The second half began with what has become a Steventon Choral Society tradition – a light-hearted number from the choir’s own group of dancers who this year, assisted by no less than three Father Christmases, performed Santa Claus is Comin‘ to Town. John Hunt then told us the story of a little boy who wanted to be a star in the school nativity play but came up with different reasons why he didn’t want to play any of the parts. Then it was back to singing, with another two audience carols, Once in Royal David’s City and Hark the Herald Angels, and the choir performing a new ‘find’ this year – a Christmas benediction, A Christmas Blessing, written by Philip Stopford in 2008 for Nine Lessons and Carols service at Belfast Cathedral using words from the Church of Ireland Book of Common Prayer. The choir then sang a carol it has sung many times before, O Holy Night by Adolphe Adam (soloist: Helen Pearce) which was voted the Nation’s Favourite Christmas Carol in 2013 in Classic FM’s poll of listeners, repeating its success in 2012. The next item, Angels by Robbie Williams and Guy Chambers by a quartet of Helen Pearce, Rebecca Joisce, Abby Evans and Frances Brightman (accompanied by Val Cooper on keyboard) was first released in 1997. The quartet was then augmented by Helen Bell, Dannielle Beeken and Val Cooper in Twelve Days or So of Christmas – an arrangement by Paula Foley Tillen of the well-known song. The next piece by Steventon Church Choir, whose members all belong to Steventon Choral Society, was the Advent anthem, Come Lord Jesus by Martin How. The choir then returned to sing Christmas Lullaby, the second John Rutter carol of the evening, and an arrangement by its musical director, Terry Pearce, of When a Child is Born by Fred Jay and Zacar, and made popular by Johnny Mathis in 1976. The last audience carol, O Come All Ye Faithful, was followed by an arrangement by Henry Geehl of Silent Night sung by Helen Pearce, Trish Napper, Helen Bell, Dannielle Beeken, Abby Evans and Frances Brightman (accompanied by Val Cooper on keyboard). The Hallelujah Chorus from Handel’s Messiah sung by the full choir brought the concert to a rousing end.

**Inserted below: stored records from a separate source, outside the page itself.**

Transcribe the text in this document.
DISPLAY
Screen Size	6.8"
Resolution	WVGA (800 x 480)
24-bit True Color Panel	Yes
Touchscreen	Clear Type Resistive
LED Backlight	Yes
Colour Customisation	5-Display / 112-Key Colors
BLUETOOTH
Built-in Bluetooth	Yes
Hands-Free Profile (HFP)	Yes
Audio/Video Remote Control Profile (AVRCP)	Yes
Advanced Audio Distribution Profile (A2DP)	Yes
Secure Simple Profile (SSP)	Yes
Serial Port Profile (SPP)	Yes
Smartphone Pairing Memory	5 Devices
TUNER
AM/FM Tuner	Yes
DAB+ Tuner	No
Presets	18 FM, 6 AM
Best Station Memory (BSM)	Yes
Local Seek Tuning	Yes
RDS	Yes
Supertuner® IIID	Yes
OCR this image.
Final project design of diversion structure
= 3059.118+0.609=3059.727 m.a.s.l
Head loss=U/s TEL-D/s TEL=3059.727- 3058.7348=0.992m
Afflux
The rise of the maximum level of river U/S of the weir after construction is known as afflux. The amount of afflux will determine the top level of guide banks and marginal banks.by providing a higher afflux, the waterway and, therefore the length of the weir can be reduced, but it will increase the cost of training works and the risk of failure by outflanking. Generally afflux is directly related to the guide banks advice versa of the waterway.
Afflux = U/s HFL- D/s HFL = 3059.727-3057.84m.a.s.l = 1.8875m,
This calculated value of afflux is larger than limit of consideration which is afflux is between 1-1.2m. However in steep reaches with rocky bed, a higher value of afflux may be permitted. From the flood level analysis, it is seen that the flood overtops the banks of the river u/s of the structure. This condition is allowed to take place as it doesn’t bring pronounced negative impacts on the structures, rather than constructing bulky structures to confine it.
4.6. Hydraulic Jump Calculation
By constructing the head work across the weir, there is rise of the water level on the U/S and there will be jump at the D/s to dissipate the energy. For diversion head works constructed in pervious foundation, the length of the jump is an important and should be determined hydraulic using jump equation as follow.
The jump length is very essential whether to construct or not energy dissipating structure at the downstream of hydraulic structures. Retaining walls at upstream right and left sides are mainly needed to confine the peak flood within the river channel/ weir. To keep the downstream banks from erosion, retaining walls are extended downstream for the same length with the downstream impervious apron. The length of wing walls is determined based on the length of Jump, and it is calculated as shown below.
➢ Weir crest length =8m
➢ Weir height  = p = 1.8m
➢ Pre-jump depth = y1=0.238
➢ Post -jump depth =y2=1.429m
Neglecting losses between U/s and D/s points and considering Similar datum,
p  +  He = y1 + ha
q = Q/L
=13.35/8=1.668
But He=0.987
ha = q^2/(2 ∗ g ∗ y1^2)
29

Voices for Hospices Concert – Handel’s Messiah
Saturday 12th October at St Matthew’s Church, Harwell
Conductor: Terry Pearce
Organist: Steve Bowey
Continuo: Sheila Nichols
Soprano: Helen Pearce
Mezzo-soprano: Rebecca Joisce
Tenor: John Buckley
Bass: Leslie Macleod-Miller
A choir of some 60 singers made up of members of Steventon Choral Society and friends presented a sing-in of Handel’s Messiah in a concert on World Hospice & Pallative Care Day in aid of Sobell House, Oxford, as part of Voices for Hospices 2013. The concert raised a total of £1447.15 for Sobell House.